Avoid watching too much news. Very often the news is reporting terrible and tragic events. It is tough to digest so much of this. A welcomed and refreshing PBS addition to their weekly news segment is called: “My Brief But Spectacular Take.” It’s toward the end of the evening broadcast and features some of the brightest thinkers, makers, artists, and inventors who give passionate and original voices to those we might not otherwise see.

I say we can do our own brief but spectacular segment right in our own local communities – right on our own street even – by giving attention of those around us who are the current heroes out there doing generous and brave things. There are medical and hospital people, first-responders, police and firefighters, all who are risking their lives every day to eradicate this virus. There are also the bank clerks, gas station attendants, grocery and pharmacy cashiers, the news and media people, those that are providing food and delivery services and many others who are working in spite of personal risk and danger they must face.

Gratitude serves us well. And I propose we make it imperative that we express our gratitude verbally to people are doing so much. This includes local, state and national leaders. We can all pray not just for our own safety, but for all these people, for the safe recovery of those infected by this virus, as well as for the families that have lost loved ones.

I know it may sound crazy to say this is an opportunistic moment for us. It is a moment to remember our great American heritage as the land of the free and the home of the brave. Look around, you will see many brave Americans coming from a place of basic goodness. Let us tap into this central core of who we truly are, who we have always been even if we seem to have forgotten some of this. We are also part of a global community. We really are all in this together. One outcome just might be that we take to heart the reality that we are but one global community. This Covid-19 knows this. It treats us all the same. Isn’t about time we did so as well?

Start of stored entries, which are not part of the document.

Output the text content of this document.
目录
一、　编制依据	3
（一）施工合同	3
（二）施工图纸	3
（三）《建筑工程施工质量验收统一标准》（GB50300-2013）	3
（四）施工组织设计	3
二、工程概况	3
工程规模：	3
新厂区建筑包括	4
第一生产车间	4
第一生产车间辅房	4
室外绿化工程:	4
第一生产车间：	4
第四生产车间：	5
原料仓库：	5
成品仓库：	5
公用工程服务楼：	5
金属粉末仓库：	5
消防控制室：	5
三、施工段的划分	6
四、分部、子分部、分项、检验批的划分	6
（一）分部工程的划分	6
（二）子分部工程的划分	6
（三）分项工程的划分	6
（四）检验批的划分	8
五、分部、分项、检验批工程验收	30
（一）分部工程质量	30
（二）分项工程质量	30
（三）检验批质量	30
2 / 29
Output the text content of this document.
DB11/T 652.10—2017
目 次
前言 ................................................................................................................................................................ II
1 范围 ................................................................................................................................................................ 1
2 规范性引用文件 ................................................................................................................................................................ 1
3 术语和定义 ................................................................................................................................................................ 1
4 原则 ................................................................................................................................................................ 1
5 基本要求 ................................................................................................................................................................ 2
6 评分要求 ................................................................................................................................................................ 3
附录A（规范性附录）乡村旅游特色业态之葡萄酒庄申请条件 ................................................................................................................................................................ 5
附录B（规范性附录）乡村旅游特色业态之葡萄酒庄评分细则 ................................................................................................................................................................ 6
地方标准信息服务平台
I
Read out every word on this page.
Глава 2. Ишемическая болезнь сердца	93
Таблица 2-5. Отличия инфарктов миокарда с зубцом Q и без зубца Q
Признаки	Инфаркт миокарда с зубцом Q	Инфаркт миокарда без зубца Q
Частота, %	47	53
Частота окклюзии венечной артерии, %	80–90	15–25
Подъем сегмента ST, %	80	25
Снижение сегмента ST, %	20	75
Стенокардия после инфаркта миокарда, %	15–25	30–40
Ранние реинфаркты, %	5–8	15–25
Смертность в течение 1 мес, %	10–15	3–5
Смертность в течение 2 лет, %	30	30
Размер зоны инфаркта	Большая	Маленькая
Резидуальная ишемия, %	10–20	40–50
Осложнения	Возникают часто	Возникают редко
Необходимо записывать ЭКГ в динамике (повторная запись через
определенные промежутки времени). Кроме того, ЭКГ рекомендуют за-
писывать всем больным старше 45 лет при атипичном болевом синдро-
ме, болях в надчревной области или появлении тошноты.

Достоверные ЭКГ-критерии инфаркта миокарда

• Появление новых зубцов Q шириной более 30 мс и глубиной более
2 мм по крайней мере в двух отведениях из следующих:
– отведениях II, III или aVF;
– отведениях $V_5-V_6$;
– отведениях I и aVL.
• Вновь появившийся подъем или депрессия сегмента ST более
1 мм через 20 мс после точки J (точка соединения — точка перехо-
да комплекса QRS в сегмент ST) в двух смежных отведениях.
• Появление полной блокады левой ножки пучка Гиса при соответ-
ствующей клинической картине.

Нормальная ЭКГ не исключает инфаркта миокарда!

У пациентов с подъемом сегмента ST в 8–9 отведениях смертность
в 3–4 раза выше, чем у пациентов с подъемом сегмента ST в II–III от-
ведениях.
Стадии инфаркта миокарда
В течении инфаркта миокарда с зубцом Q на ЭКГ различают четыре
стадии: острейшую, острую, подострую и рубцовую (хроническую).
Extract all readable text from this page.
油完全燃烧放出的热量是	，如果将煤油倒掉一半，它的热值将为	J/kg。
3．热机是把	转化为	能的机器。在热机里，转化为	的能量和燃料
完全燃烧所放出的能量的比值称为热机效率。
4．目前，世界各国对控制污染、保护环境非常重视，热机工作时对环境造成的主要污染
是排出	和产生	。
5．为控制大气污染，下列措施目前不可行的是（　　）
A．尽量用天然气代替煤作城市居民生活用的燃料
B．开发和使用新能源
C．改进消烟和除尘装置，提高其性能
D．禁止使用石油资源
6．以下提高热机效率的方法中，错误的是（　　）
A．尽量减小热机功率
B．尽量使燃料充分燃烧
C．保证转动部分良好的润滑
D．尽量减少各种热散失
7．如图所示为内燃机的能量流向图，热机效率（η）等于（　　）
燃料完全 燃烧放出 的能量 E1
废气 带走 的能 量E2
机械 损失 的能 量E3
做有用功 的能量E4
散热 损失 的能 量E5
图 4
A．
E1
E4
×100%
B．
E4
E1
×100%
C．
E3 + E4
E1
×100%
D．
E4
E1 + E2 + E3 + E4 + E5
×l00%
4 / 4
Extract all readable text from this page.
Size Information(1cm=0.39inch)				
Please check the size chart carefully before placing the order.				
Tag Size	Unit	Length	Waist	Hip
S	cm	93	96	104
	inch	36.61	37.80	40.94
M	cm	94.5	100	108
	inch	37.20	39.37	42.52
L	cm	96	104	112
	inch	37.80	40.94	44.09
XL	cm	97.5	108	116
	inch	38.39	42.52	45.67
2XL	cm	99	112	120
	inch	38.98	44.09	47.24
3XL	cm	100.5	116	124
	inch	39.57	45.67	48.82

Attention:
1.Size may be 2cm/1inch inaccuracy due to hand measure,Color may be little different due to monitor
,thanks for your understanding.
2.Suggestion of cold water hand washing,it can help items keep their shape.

This is a very good time to start telling our own fish stories. We can publicize the many valiant efforts of so many people. Let’s start bragging about each other. Go ahead, even embellish, what you see. Share inspiring stories and let’s do our part to lift one another up. As we do so we can reflect the goodness in family members, in our neighbors, community and in strangers. Maybe a better way to describe these people is by seeing them more than even as heroes. Perhaps they are angels. Maybe they are the living saints among us.

If were to we love each other as God loves there’s no telling the good that’s will come out of this awful global pandemic. 2020 may be remembered as the year we all came together to change the world.

It is time to start preparing for the fact that we are each being made anew; that we’re being changed. We need to prepare for such a world. It will be the pandemic that we not merely survived; it will be what caused us to really make over a world where everyone might survive but is one where everyone gets to thrive. Now that’s what I call a great fish story!